Roadkill as Documentation

All bad documentation is based on lies – the lies doctors (and all human beings) tell themselves.

We always believe our lies, because they are how we construct a false reality that makes our bad behavior seem acceptable to ourselves. Theologians might call it original sin, humanists might call it human nature, and psychologists might call it our limbic system gone bad. Children might say they don’t know why they did it. In this respect we are all still kids.

The answer to the question of why trashy documentation persists is that outside of the clinical documentation improvement (CDI)/documentation industrial complex, few really care about it. Doctors don’t, administrators don’t, electronic medical record (EMR) vendors don’t – this issue has had so much lip service paid to it that we can see teeth even when mouths are closed. Bad documentation has survived all efforts of “documentation improvement,” to the point of defeating it. Like the apocryphal story about cockroaches and nuclear Armageddon, mediocre documentation has survived all-out administrative thermonuclear war by the organized forces of CDI. 
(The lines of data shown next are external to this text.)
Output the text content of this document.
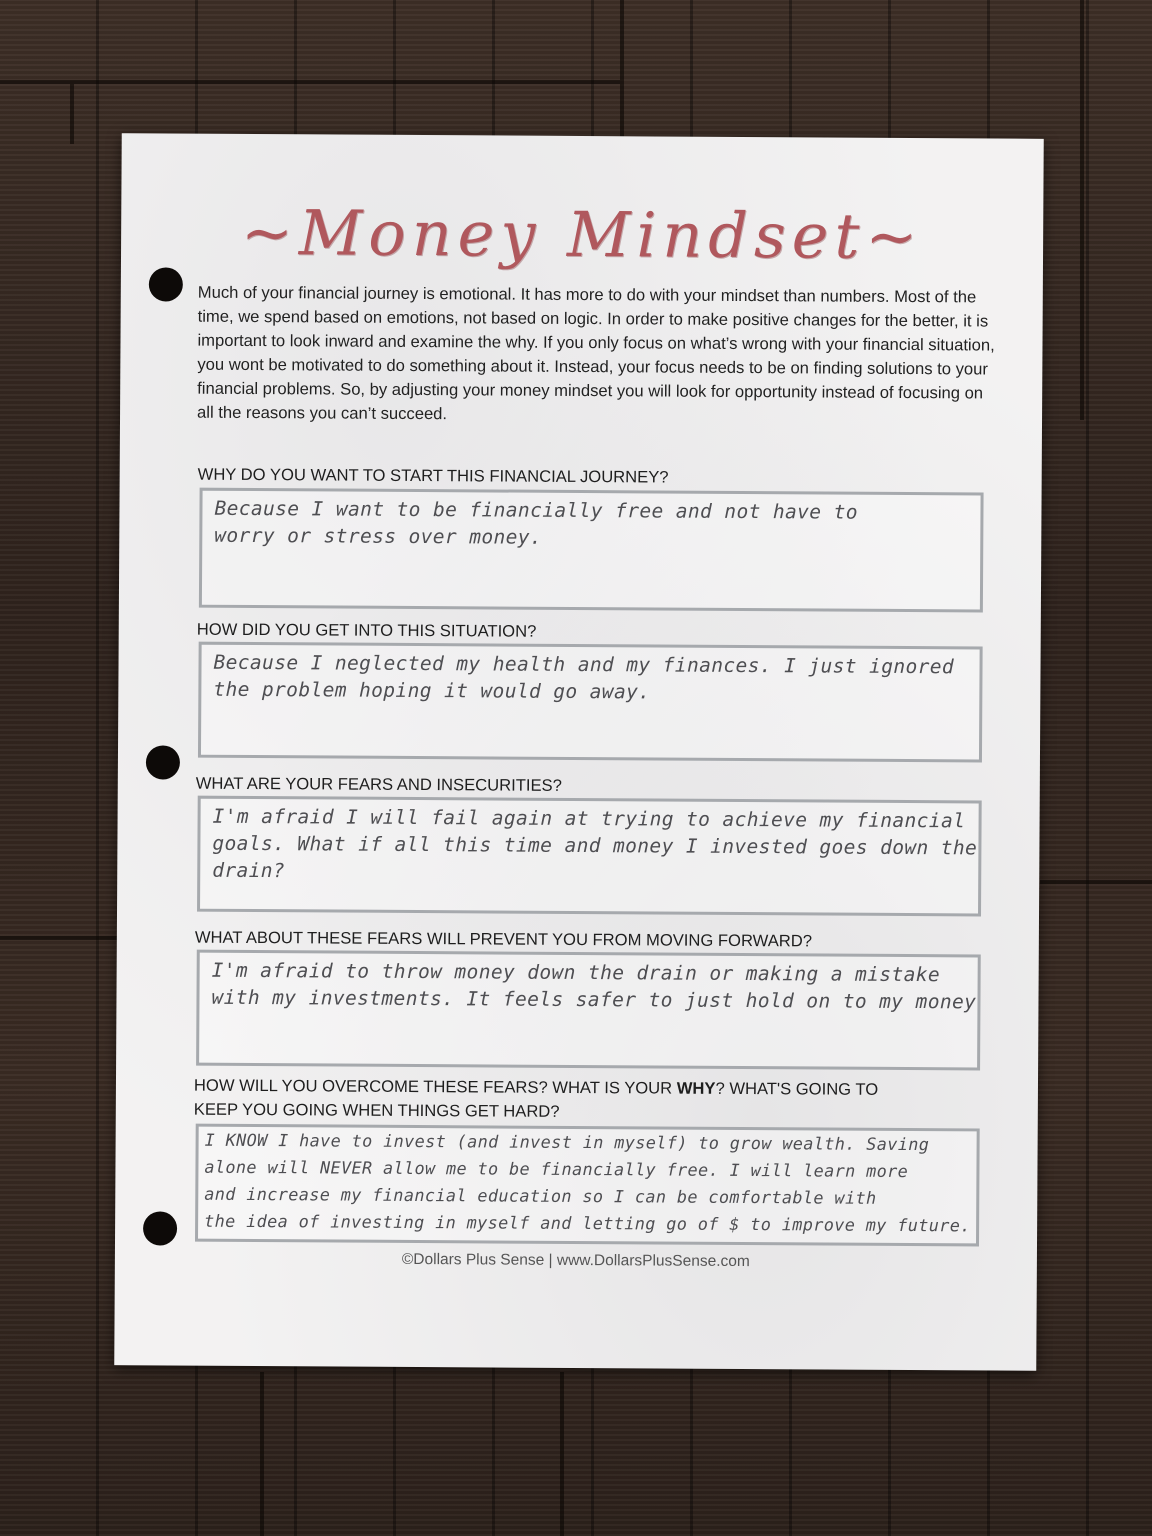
~Money Mindset~
Much of your financial journey is emotional. It has more to do with your mindset than numbers. Most of the time, we spend based on emotions, not based on logic. In order to make positive changes for the better, it is important to look inward and examine the why. If you only focus on what’s wrong with your financial situation, you wont be motivated to do something about it. Instead, your focus needs to be on finding solutions to your financial problems. So, by adjusting your money mindset you will look for opportunity instead of focusing on all the reasons you can’t succeed.
WHY DO YOU WANT TO START THIS FINANCIAL JOURNEY?

Because I want to be financially free and not have to

worry or stress over money.

HOW DID YOU GET INTO THIS SITUATION?

Because I neglected my health and my finances. I just ignored

the problem hoping it would go away.

WHAT ARE YOUR FEARS AND INSECURITIES?

I'm afraid I will fail again at trying to achieve my financial

goals. What if all this time and money I invested goes down the

drain?

WHAT ABOUT THESE FEARS WILL PREVENT YOU FROM MOVING FORWARD?

I'm afraid to throw money down the drain or making a mistake

with my investments. It feels safer to just hold on to my money

HOW WILL YOU OVERCOME THESE FEARS? WHAT IS YOUR WHY? WHAT'S GOING TO
KEEP YOU GOING WHEN THINGS GET HARD?

I KNOW I have to invest (and invest in myself) to grow wealth. Saving

alone will NEVER allow me to be financially free. I will learn more

and increase my financial education so I can be comfortable with

the idea of investing in myself and letting go of $ to improve my future.

©Dollars Plus Sense | www.DollarsPlusSense.com
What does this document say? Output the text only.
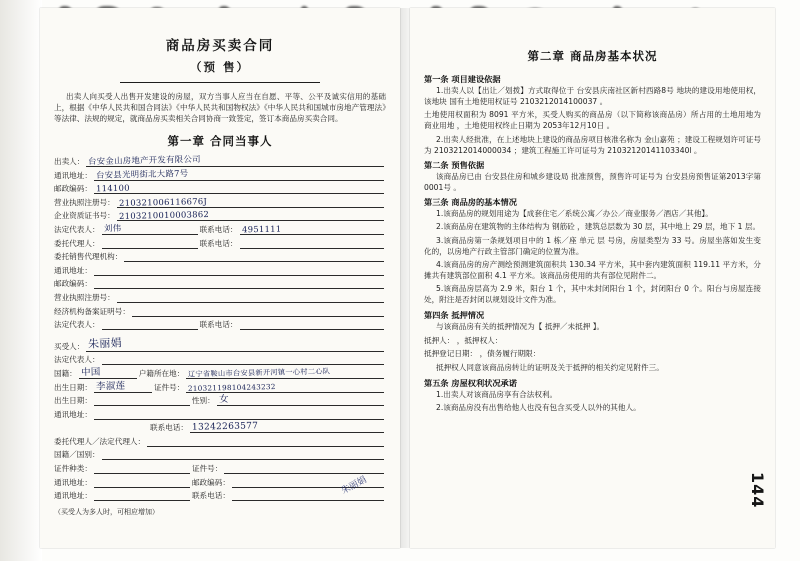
商品房买卖合同
（预 售）

出卖人向买受人出售开发建设的房屋，双方当事人应当在自愿、平等、公平及诚实信用的基础上，根据《中华人民共和国合同法》《中华人民共和国物权法》《中华人民共和国城市房地产管理法》等法律、法规的规定，就商品房买卖相关合同协商一致签定，签订本商品房买卖合同。

第一章 合同当事人
出卖人： 台安金山房地产开发有限公司
通讯地址： 台安县光明街北大路7号
邮政编码： 114100
营业执照注册号： 210321006116676J
企业资质证书号： 2103210010003862
法定代表人： 刘伟	联系电话： 4951111
委托代理人：	联系电话：
委托销售代理机构：
通讯地址：
邮政编码：
营业执照注册号：
经济机构备案证明号：
法定代表人：	联系电话：
买受人： 朱丽娟
法定代表人：
国籍： 中国	户籍所在地： 辽宁省鞍山市台安县新开河镇一心村二心队
出生日期： 李淑莲	证件号： 210321198104243232
出生日期：	性别： 女
通讯地址：
联系电话： 13242263577
委托代理人／法定代理人：
国籍／国别：
证件种类：	证件号：
通讯地址：	邮政编码：
通讯地址：	联系电话：
（买受人为多人时，可相应增加）
朱丽娟
第二章 商品房基本状况
第一条 项目建设依据

1.出卖人以【出让／划拨】方式取得位于 台安县庆南社区新村西路8号 地块的建设用地使用权，该地块 国有土地使用权证号 2103212014100037 。

土地使用权面积为 8091 平方米，买受人购买的商品房（以下简称该商品房）所占用的土地用地为 商业用地 ，土地使用权终止日期为 2053年12月10日 。

2.出卖人经批准，在上述地块上建设的商品房项目核准名称为 金山嘉苑 ；建设工程规划许可证号为 2103212014000034 ；建筑工程施工许可证号为 21032120141103340l 。

第二条 预售依据

该商品房已由 台安县住房和城乡建设局 批准预售，预售许可证号为 台安县房预售证第2013字第0001号 。

第三条 商品房的基本情况

1.该商品房的规划用途为【成套住宅／系统公寓／办公／商业服务／酒店／其他】。

2.该商品房在建筑物的主体结构为 钢筋砼 ，建筑总层数为 30 层，其中地上 29 层，地下 1 层。

3.该商品房第一条规划项目中的 1 栋／座 单元 层 号房，房屋类型为 33 号。房屋坐落如发生变化的，以房地产行政主管部门确定的位置为准。

4.该商品房的房产测绘预测建筑面积共 130.34 平方米，其中套内建筑面积 119.11 平方米，分摊共有建筑部位面积 4.1 平方米。该商品房使用的共有部位见附件二。

5.该商品房层高为 2.9 米，阳台 1 个，其中未封闭阳台 1 个，封闭阳台 0 个。阳台与房屋连接处，附注是否封闭以规划设计文件为准。

第四条 抵押情况

与该商品房有关的抵押情况为【 抵押／未抵押 】。

抵押人： ，抵押权人：

抵押登记日期： ，债务履行期限：

抵押权人同意该商品房转让的证明及关于抵押的相关约定见附件三。

第五条 房屋权利状况承诺

1.出卖人对该商品房享有合法权利。

2.该商品房没有出售给他人也没有包含买受人以外的其他人。

144
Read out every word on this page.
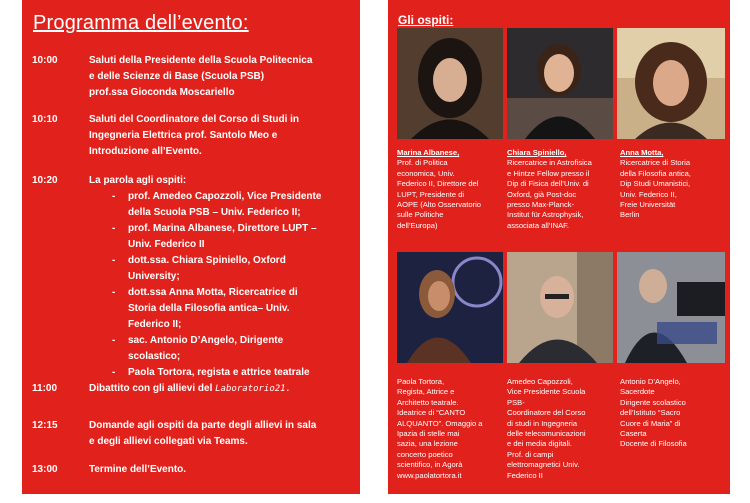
Programma dell’evento:
10:00	Saluti della Presidente della Scuola Politecnica
e delle Scienze di Base (Scuola PSB)
prof.ssa Gioconda Moscariello
10:10	Saluti del Coordinatore del Corso di Studi in
Ingegneria Elettrica prof. Santolo Meo e
Introduzione all’Evento.
10:20	La parola agli ospiti:
- prof. Amedeo Capozzoli, Vice Presidente
della Scuola PSB – Univ. Federico II;
- prof. Marina Albanese, Direttore LUPT –
Univ. Federico II
- dott.ssa. Chiara Spiniello, Oxford
University;
- dott.ssa Anna Motta, Ricercatrice di
Storia della Filosofia antica– Univ.
Federico II;
- sac. Antonio D’Angelo, Dirigente
scolastico;
- Paola Tortora, regista e attrice teatrale
11:00	Dibattito con gli allievi del Laboratorio21.
12:15	Domande agli ospiti da parte degli allievi in sala
e degli allievi collegati via Teams.
13:00	Termine dell’Evento.
Gli ospiti:
Marina Albanese,
Prof. di Politica
economica, Univ.
Federico II, Direttore del
LUPT, Presidente di
AOPE (Alto Osservatorio
sulle Politiche
dell’Europa)
Chiara Spiniello,
Ricercatrice in Astrofisica
e Hintze Fellow presso il
Dip di Fisica dell’Univ. di
Oxford, già Post-doc
presso Max-Planck-
Institut für Astrophysik,
associata all’INAF.
Anna Motta,
Ricercatrice di Storia
della Filosofia antica,
Dip Studi Umanistici,
Univ. Federico II,
Freie Universität
Berlin
Paola Tortora,
Regista, Attrice e
Architetto teatrale.
Ideatrice di “CANTO
ALQUANTO”. Omaggio a
Ipazia di stelle mai
sazia, una lezione
concerto poetico
scientifico, in Agorà
www.paolatortora.it
Amedeo Capozzoli,
Vice Presidente Scuola
PSB-
Coordinatore del Corso
di studi in Ingegneria
delle telecomunicazioni
e dei media digitali.
Prof. di campi
elettromagnetici Univ.
Federico II
Antonio D’Angelo,
Sacerdote
Dirigente scolastico
dell’Istituto “Sacro
Cuore di Maria” di
Caserta
Docente di Filosofia
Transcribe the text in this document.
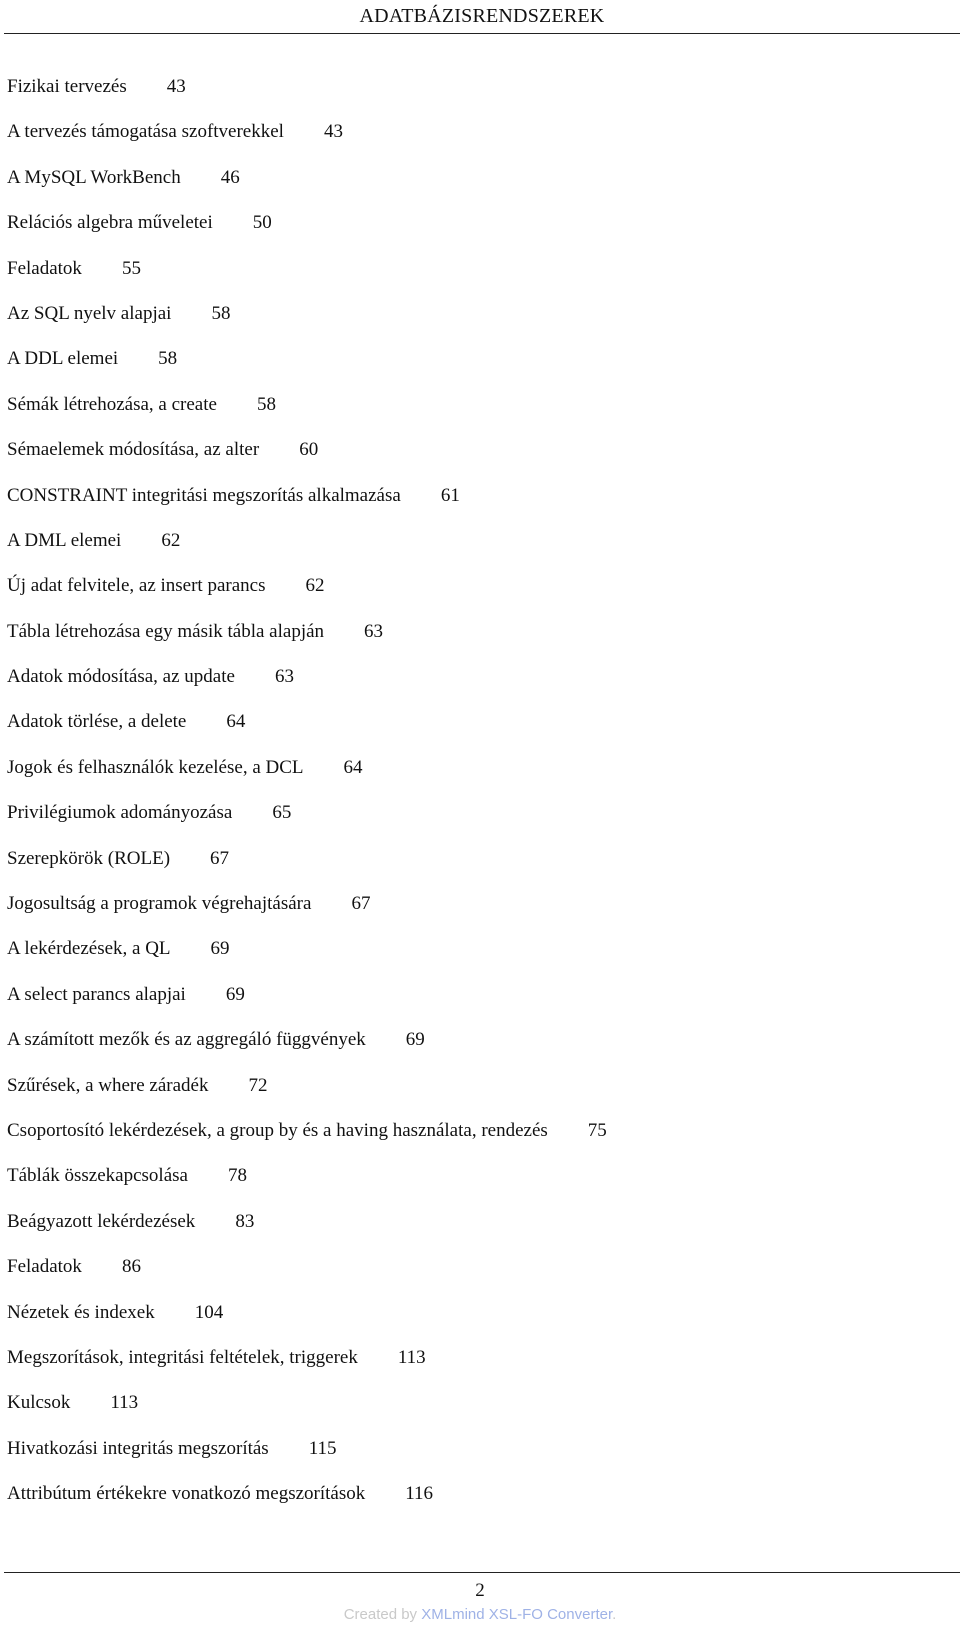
ADATBÁZISRENDSZEREK
Fizikai tervezés 43
A tervezés támogatása szoftverekkel 43
A MySQL WorkBench 46
Relációs algebra műveletei 50
Feladatok 55
Az SQL nyelv alapjai 58
A DDL elemei 58
Sémák létrehozása, a create 58
Sémaelemek módosítása, az alter 60
CONSTRAINT integritási megszorítás alkalmazása 61
A DML elemei 62
Új adat felvitele, az insert parancs 62
Tábla létrehozása egy másik tábla alapján 63
Adatok módosítása, az update 63
Adatok törlése, a delete 64
Jogok és felhasználók kezelése, a DCL 64
Privilégiumok adományozása 65
Szerepkörök (ROLE) 67
Jogosultság a programok végrehajtására 67
A lekérdezések, a QL 69
A select parancs alapjai 69
A számított mezők és az aggregáló függvények 69
Szűrések, a where záradék 72
Csoportosító lekérdezések, a group by és a having használata, rendezés 75
Táblák összekapcsolása 78
Beágyazott lekérdezések 83
Feladatok 86
Nézetek és indexek 104
Megszorítások, integritási feltételek, triggerek 113
Kulcsok 113
Hivatkozási integritás megszorítás 115
Attribútum értékekre vonatkozó megszorítások 116
2
Created by XMLmind XSL-FO Converter.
Perhaps you don’t think we lie our way into inadequate documentation?

Consider this: the same physician who claims that an electronic mountain of chart trash piled high in the EMR will protect them from a lawsuit piles the same chart trash up each day – and you do not need a medical degree to know that repetition isn’t documentation.

In truth, we accept bad documentation much the same way as we accept refractory bad manners from our relatives. We complain, we plead, but we accept what we cannot change. Doctors know that pleas for better documentation are just innocuous nagging. Only we naggers imagine that without any evidence of change, we are being effective. Physicians can delude themselves into believing they are writing meaningful notes; we can delude ourselves into believing that our CDI efforts are not meaningless.

So we are left with the following choices, in light of the fact that documentation is bloating for exactly the same reason the bellies of roadkill victims bloat:

  1. Documentation isn’t as important as we think
  2. Documentation improvement isn’t as effective as we imagine
  3. Reason hasn’t and cannot solve this problem
  4. The SOAP note now enables swollen notes

The paradigm has shifted – or, in my opinion, it never existed. Ideal notes are rare, not common. Really good notes are not only rare but when found, they are pithy and cogent. Intelligent notes are concise; bloated notes are unintelligible.

Documentation in its present form cannot be fixed – it has been perennially broken and now is just overinflated. It needs to be deflated and made simple:

  1. Why does the patient need to be in the hospital
  2. What is being done to fix this
  3. Why can’t they be discharged

Imagine documenting all of what’s wrong about bad documentation. We are all doing something wrong, to include those of us who are bloating notes and those of us who have been trying to let the gas out of bloated notes. Documentation improvement is a failure. We do not need more vain efforts to fix what has proven to be an insoluble problem – they are Gordian notes.

Our complicated efforts at reforming bad notes has only led to bloated ones. The antidote to bloat is simple: why is the patient here, what are we doing to them, and why can’t they leave.

We treat the poor notes that are offered as documentation and the poor creatures that are offed as roadkill the same – we ignore them, and drive around them. 

We need to stop putting roadkill in our charts.